Há brancos, mas a maioria é negra: 7 a cada 10 pessoas em situação de rua em Fortaleza são pretas ou pardas. Há mulheres, mas 80% de quem vaga por praças e esquinas da cidade são homens – e há até graduados, com carteira assinada, mas sem teto.
São pelo menos 2.653 histórias povoando as vias públicas da Capital, e quase metade delas (44%) sequer nasceu no Ceará ou no Brasil. Todas, porém, foram identificadas no Censo Geral da População em Situação de Rua de 2021, obtido com exclusividade pelo Diário do Nordeste.

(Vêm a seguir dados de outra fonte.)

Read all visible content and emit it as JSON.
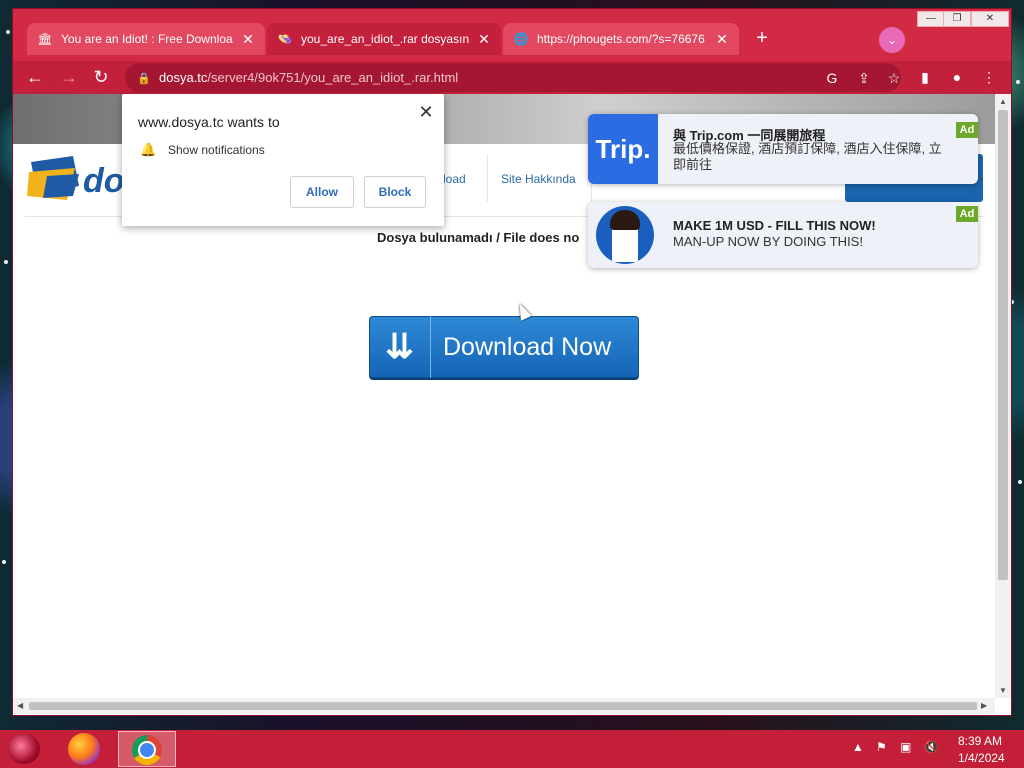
{
  "browser": {
    "tabs": [
      {
        "title": "You are an Idiot! : Free Download",
        "favicon": "bank-icon"
      },
      {
        "title": "you_are_an_idiot_.rar dosyasını indir",
        "favicon": "sombrero-icon"
      },
      {
        "title": "https://phougets.com/?s=76676",
        "favicon": "globe-icon"
      }
    ],
    "url_host": "dosya.tc",
    "url_path": "/server4/9ok751/you_are_an_idiot_.rar.html"
  },
  "site": {
    "logo_text": "dos",
    "nav": [
      "load",
      "Site Hakkında"
    ],
    "file_notice": "Dosya bulunamadı / File does no",
    "download_label": "Download Now"
  },
  "notification_prompt": {
    "title": "www.dosya.tc wants to",
    "permission": "Show notifications",
    "allow_label": "Allow",
    "block_label": "Block",
    "close_glyph": "✕"
  },
  "ads": [
    {
      "logo": "Trip.",
      "title": "與 Trip.com 一同展開旅程",
      "text": "最低價格保證, 酒店預訂保障, 酒店入住保障, 立即前往",
      "tag": "Ad"
    },
    {
      "title": "MAKE 1M USD - FILL THIS NOW!",
      "text": "MAN-UP NOW BY DOING THIS!",
      "tag": "Ad"
    }
  ],
  "taskbar": {
    "time": "8:39 AM",
    "date": "1/4/2024"
  },
  "colors": {
    "chrome_theme": "#d22a44",
    "toolbar": "#c3203b",
    "download_button": "#1d6fc4",
    "ad_tag": "#6ea82a"
  }
}
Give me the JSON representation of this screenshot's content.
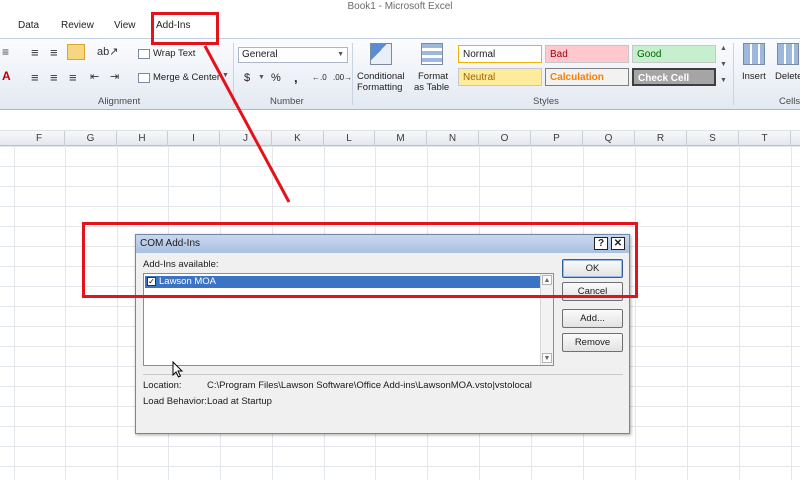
{
  "window": {
    "title": "Book1 - Microsoft Excel"
  },
  "tabs": [
    "Data",
    "Review",
    "View",
    "Add-Ins"
  ],
  "ribbon": {
    "alignment": {
      "wrap_text": "Wrap Text",
      "merge_center": "Merge & Center",
      "group_label": "Alignment"
    },
    "number": {
      "format": "General",
      "currency": "$",
      "percent": "%",
      "comma": ",",
      "group_label": "Number"
    },
    "styles": {
      "conditional_formatting": [
        "Conditional",
        "Formatting"
      ],
      "format_as_table": [
        "Format",
        "as Table"
      ],
      "cells": [
        "Normal",
        "Bad",
        "Good",
        "Neutral",
        "Calculation",
        "Check Cell"
      ],
      "group_label": "Styles"
    },
    "cells": {
      "insert": "Insert",
      "delete": "Delete",
      "group_label": "Cells"
    }
  },
  "columns": [
    "F",
    "G",
    "H",
    "I",
    "J",
    "K",
    "L",
    "M",
    "N",
    "O",
    "P",
    "Q",
    "R",
    "S",
    "T"
  ],
  "dialog": {
    "title": "COM Add-Ins",
    "help": "?",
    "close": "✕",
    "available_label": "Add-Ins available:",
    "items": [
      {
        "name": "Lawson MOA",
        "checked": true
      }
    ],
    "location_label": "Location:",
    "location_value": "C:\\Program Files\\Lawson Software\\Office Add-ins\\LawsonMOA.vsto|vstolocal",
    "load_behavior_label": "Load Behavior:",
    "load_behavior_value": "Load at Startup",
    "buttons": {
      "ok": "OK",
      "cancel": "Cancel",
      "add": "Add...",
      "remove": "Remove"
    }
  },
  "colors": {
    "annotation_red": "#e3121b",
    "style_bad_bg": "#ffc7ce",
    "style_good_bg": "#c6efce",
    "style_neutral_bg": "#ffeb9c",
    "style_calc_fg": "#fa7d00",
    "style_check_bg": "#a5a5a5",
    "selection_blue": "#3b73c5"
  }
}
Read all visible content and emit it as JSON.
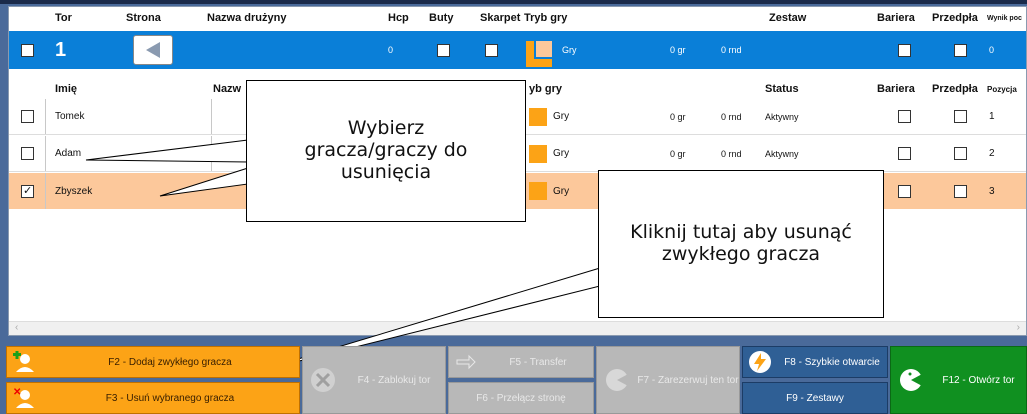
{
  "header1": {
    "tor": "Tor",
    "strona": "Strona",
    "nazwa": "Nazwa drużyny",
    "hcp": "Hcp",
    "buty": "Buty",
    "skarpet": "Skarpet",
    "tryb": "Tryb gry",
    "zestaw": "Zestaw",
    "bariera": "Bariera",
    "przedpla": "Przedpła",
    "wynik": "Wynik poc"
  },
  "lane": {
    "number": "1",
    "hcp": "0",
    "mode": "Gry",
    "gr": "0 gr",
    "rnd": "0 rnd",
    "wynik": "0"
  },
  "header2": {
    "imie": "Imię",
    "nazwa": "Nazw",
    "tryb": "yb gry",
    "status": "Status",
    "bariera": "Bariera",
    "przedpla": "Przedpła",
    "pozycja": "Pozycja"
  },
  "players": [
    {
      "name": "Tomek",
      "mode": "Gry",
      "gr": "0 gr",
      "rnd": "0 rnd",
      "status": "Aktywny",
      "pos": "1",
      "checked": false
    },
    {
      "name": "Adam",
      "mode": "Gry",
      "gr": "0 gr",
      "rnd": "0 rnd",
      "status": "Aktywny",
      "pos": "2",
      "checked": false
    },
    {
      "name": "Zbyszek",
      "mode": "Gry",
      "pos": "3",
      "checked": true
    }
  ],
  "callouts": {
    "select": "Wybierz gracza/graczy do usunięcia",
    "click": "Kliknij tutaj aby usunąć zwykłego gracza"
  },
  "buttons": {
    "f2": "F2 - Dodaj zwykłego gracza",
    "f3": "F3 - Usuń wybranego gracza",
    "f4": "F4 - Zablokuj tor",
    "f5": "F5 - Transfer",
    "f6": "F6 - Przełącz stronę",
    "f7": "F7 - Zarezerwuj ten tor",
    "f8": "F8 - Szybkie otwarcie",
    "f9": "F9 - Zestawy",
    "f12": "F12 - Otwórz tor"
  },
  "colors": {
    "lane_row": "#0a7fd8",
    "selected_row": "#fcc89b",
    "orange_btn": "#fca316",
    "green_btn": "#109020",
    "blue_btn": "#2f5f95"
  }
}
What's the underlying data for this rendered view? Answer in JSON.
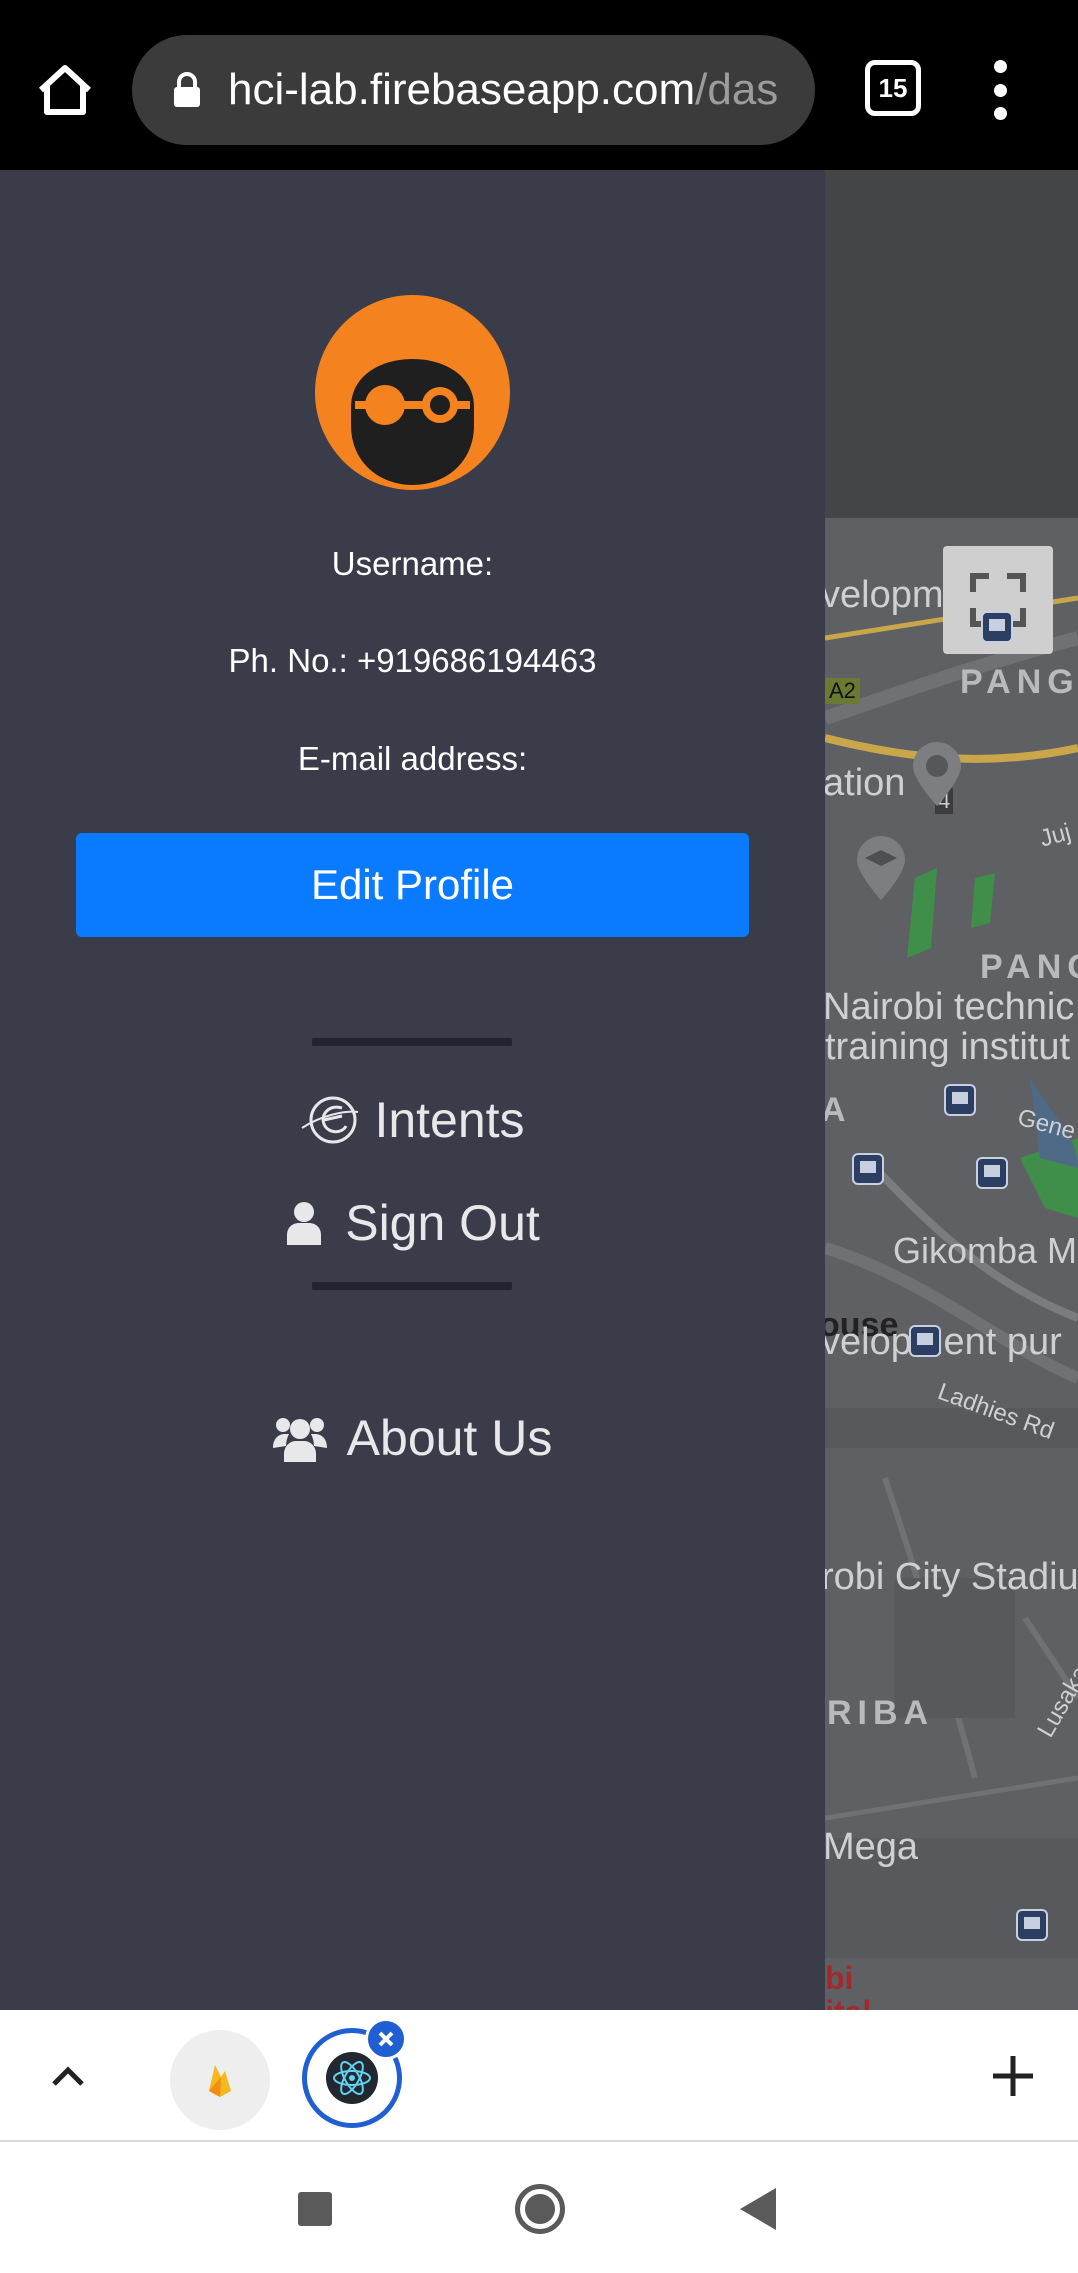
{
  "browser": {
    "url_main": "hci-lab.firebaseapp.com",
    "url_faded": "/das",
    "tab_count": "15"
  },
  "profile": {
    "username_label": "Username:",
    "phone_label": "Ph. No.: +919686194463",
    "email_label": "E-mail address:",
    "edit_button": "Edit Profile"
  },
  "nav": {
    "intents": "Intents",
    "sign_out": "Sign Out",
    "about_us": "About Us"
  },
  "map": {
    "labels": {
      "l1": "velopm",
      "l2": "PANG",
      "l3": "ation",
      "l4": "Nairobi technic",
      "l5": "training institut",
      "l6": "PANG",
      "l7": "Gikomba M",
      "l8": "velopment pur",
      "l9": "Ladhies Rd",
      "l10": "robi City Stadiu",
      "l11": "RIBA",
      "l12": "Mega",
      "l13": "A",
      "l14": "Gene",
      "l15": "Juj",
      "l16": "ouse",
      "l17": "A2",
      "l18": "4",
      "l19": "Lusaka",
      "l20": "bi",
      "l21": "ital"
    },
    "accent": "#2f5fa8"
  },
  "colors": {
    "drawer_bg": "#3a3d49",
    "button_blue": "#0a7aff",
    "avatar_orange": "#f4821f"
  },
  "icons": {
    "home": "home-icon",
    "lock": "lock-icon",
    "menu": "more-vert-icon",
    "intents": "intents-logo-icon",
    "sign_out": "user-icon",
    "about": "users-icon",
    "fullscreen": "fullscreen-icon"
  }
}
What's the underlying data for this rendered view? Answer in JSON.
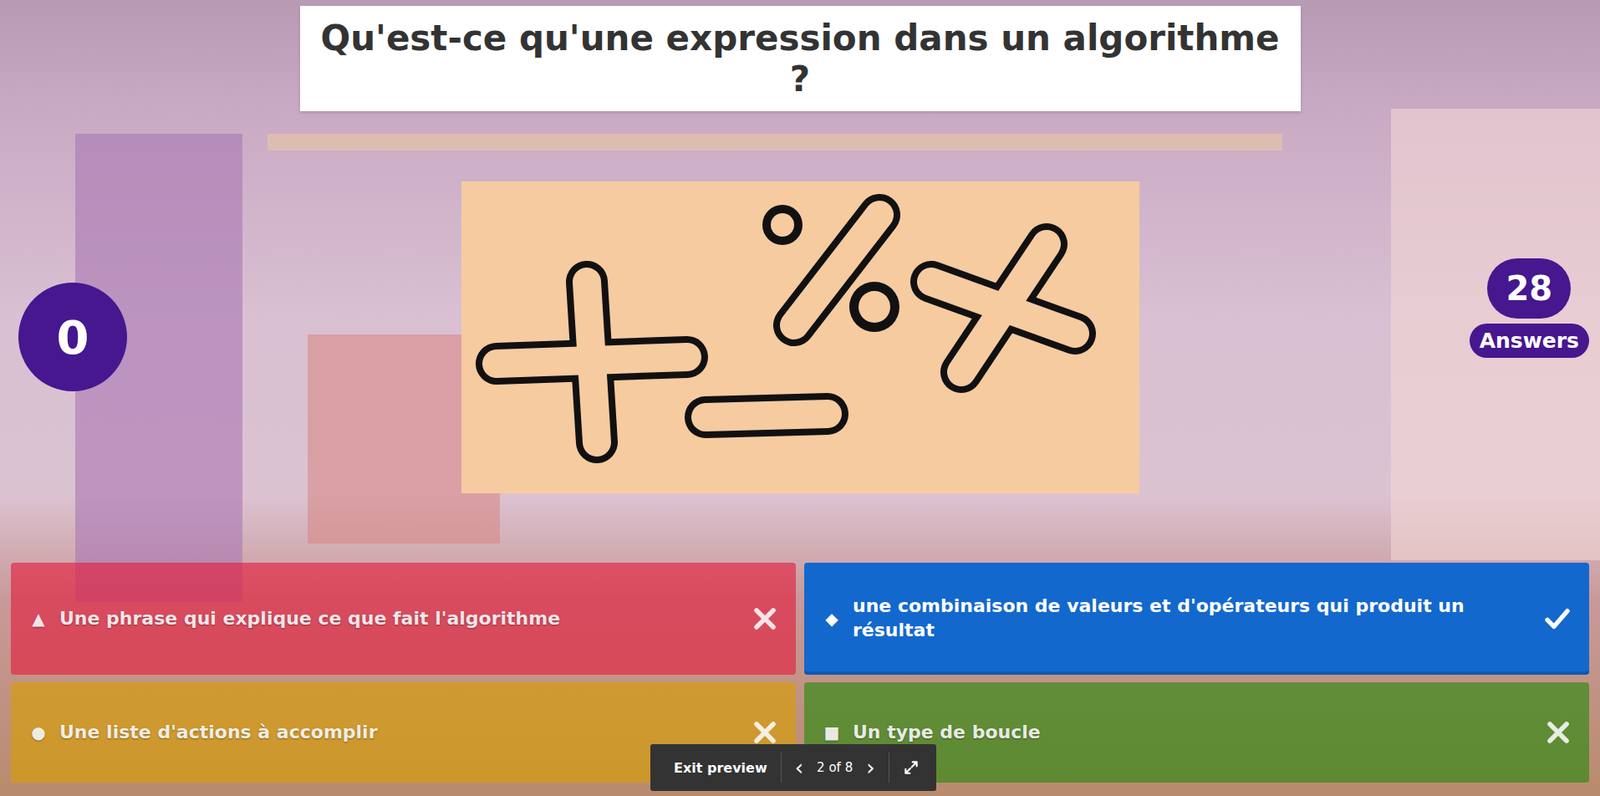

A pesquisa foi feita pela Prefeitura de Fortaleza entre os dias 19 e 23 de julho do ano passado, após a 2ª onda de Covid. Do total de pessoas em situação de rua, apenas 600 tiveram a realidade socioeconômica aprofundada, etapa realizada entre setembro e outubro.
Racismo expresso na rua
Entre os perfis, o recorte racial chama atenção: 71,5% dos entrevistados se declararam pretos ou pardos, ante 15,3% de brancos, 4,2% de indígenas e 2,7% de amarelos. Para Andréa Esmeraldo, psicóloga e pesquisadora, os números expressam uma “interseccionalidade de opressões”.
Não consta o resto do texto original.